Sweet treats reported a sixth consecutive quarter of growth at 6.4%, as both the branded and non-branded businesses delivered increases from new products and new business wins respectively.
“We remain very confident in our strategic progress, our customer relationships are strong and we have an extensive new product innovation programme planned for the balance of the year,” Darby added.
“We expect group sales to grow between 2-4% in the second half of the year and our profit expectations for the full year remain unchanged.”
The trading update did not reveal the profits figures.
Shares in Premier have fallen almost 12% to 46.3p after markets opened.
Morning update
Real estate investor Tritax Big Box has agreed to purchase a Co-operative distribution facility for £56.5m. It reflects a net yield of 5.5% on the asset acquisition. The warehouse in Thurrock is one of The Co-op’s six strategic UK distribution hubs and the only one located in the South East. Built in 2005, it has a gross internal area of 322,684 sq ft across 15.25 acres. The adjacent lorry parking facility, which has development potential and covers a separate 4.1 acres, was constructed in 2012. The distribution warehouse is subject to five yearly upward only rent reviews to the higher of either a guaranteed fixed uplift of 2% per annum or open market rent. The next review for the warehouse is due in December 2020.
Tritax partner Colin Godfrey said: “We are pleased to have acquired the Co-op’s South East distribution facility at Thurrock, further diversifying our portfolio tenant mix with an established covenant in a core distribution location. Prime quality big box logistics warehouses are in high demand from occupiers requiring close access to the densely populated London conurbations, but there are no units of this size or greater currently available to let around the M25 ring.”
Brewer Marston’s will report another year of “solid progress” with underlying growth across all of the pub divisions and continued “outstanding” performance from the beer business. A trading update for the year ended 1 October said underlying profit before tax was in line with management expectations.
In brewing, Marston’s beer brands performed “very strongly”, with own-brand volumes up 13% for the financial year and profits in line with management expectations.

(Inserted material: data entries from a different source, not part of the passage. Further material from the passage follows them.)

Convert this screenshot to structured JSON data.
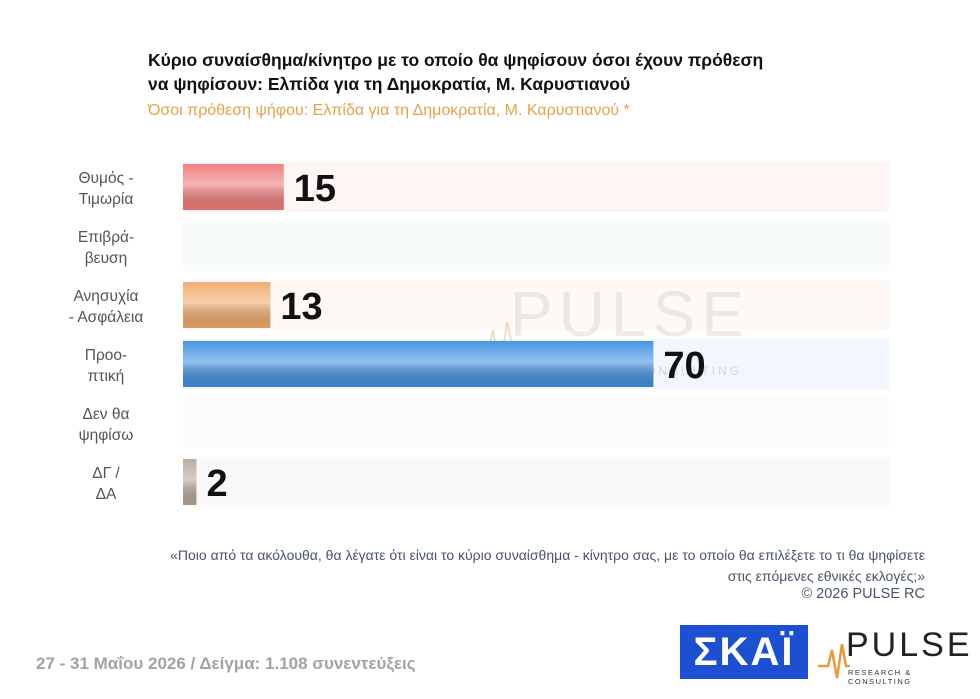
{
  "header": {
    "title": "Κύριο συναίσθημα/κίνητρο με το οποίο θα ψηφίσουν όσοι έχουν πρόθεση να ψηφίσουν: Ελπίδα για τη Δημοκρατία, Μ. Καρυστιανού",
    "subtitle": "Όσοι πρόθεση ψήφου: Ελπίδα για τη Δημοκρατία, Μ. Καρυστιανού *"
  },
  "chart_data": {
    "type": "bar",
    "orientation": "horizontal",
    "categories": [
      [
        "Θυμός -",
        "Τιμωρία"
      ],
      [
        "Επιβρά-",
        "βευση"
      ],
      [
        "Ανησυχία",
        "- Ασφάλεια"
      ],
      [
        "Προο-",
        "πτική"
      ],
      [
        "Δεν θα",
        "ψηφίσω"
      ],
      [
        "ΔΓ /",
        "ΔΑ"
      ]
    ],
    "values": [
      15,
      null,
      13,
      70,
      null,
      2
    ],
    "value_labels": [
      "15",
      "",
      "13",
      "70",
      "",
      "2"
    ],
    "colors": [
      "#f07a78",
      "#8fd0c8",
      "#f0a96a",
      "#3d8fe0",
      "#cccccc",
      "#b5a89a"
    ],
    "xlim": [
      0,
      100
    ],
    "grid": false,
    "legend": "none"
  },
  "watermark": {
    "text": "PULSE",
    "subtext": "RESEARCH & CONSULTING"
  },
  "footer": {
    "question": "«Ποιο από τα ακόλουθα, θα λέγατε ότι είναι το κύριο συναίσθημα - κίνητρο σας, με το οποίο θα επιλέξετε το τι θα ψηφίσετε στις επόμενες εθνικές εκλογές;»",
    "copyright": "© 2026 PULSE RC",
    "date_sample": "27 - 31 Μαΐου 2026 / Δείγμα: 1.108 συνεντεύξεις",
    "skai_logo": "ΣΚΑΪ",
    "pulse_logo": "PULSE",
    "pulse_tagline": "RESEARCH & CONSULTING"
  }
}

In the destination and premium division, like-for-like sales were 2.3% ahead of last year, including food like-for-like sales growth of 1.7%, and wet like-for-like sales growth of 2.3%, underpinned by strong growth in room income. In taverns, like-for-like sales were 2.7% ahead of last year, with growth of 2% in the past 10 weeks, including a strong performance in the franchise estate. In leased, like-for-like profits are estimated to be up 2% compared to last year.
CEO Ralph Findlay said: “Trading has continued at similar levels since the year end which is encouraging. In addition, our new pub-restaurants, lodges and Revere premium pubs all continue to perform well. Looking forward, our estate is well balanced and we have a well-developed, strong pipeline of sites to continue our current level of expansion.”
Yesterday in the City
The supermarkets all fell behind yesterday despite the latest BRC/KPMG Retail Sales Monitor showing that food put in its best performance since November with sales 1.6% in the three months to 1 October.
Tesco (TSCO) was down 0.8% to 201.5p, Morrisons (MRW) fell 0.7% to 217.1p and Sainsbury’s (SBRY) slipped 0.6% to 232.5p.
Booker (BOK) was also down 2.1% to 171.2p ahead of interims on Thursday. Greencore (GNC) also fell 1.4% to 304.3p.
The FTSE 100 closed 0.4% down at 7,070.88 points, having hit a record high of 7,129.83 points earlier in the session as international businesses on the index continued to be boosted by the plunge in the value of the pound.
Risers yesterday included Marks & Spencer (MKS), up 3.3% to 332p, TATE & Lyle (TATE), up 2.7% to 797.5p, and WH Smith (SMWH), up 2.1% to 1,534p ahead of its annual results on Thursday.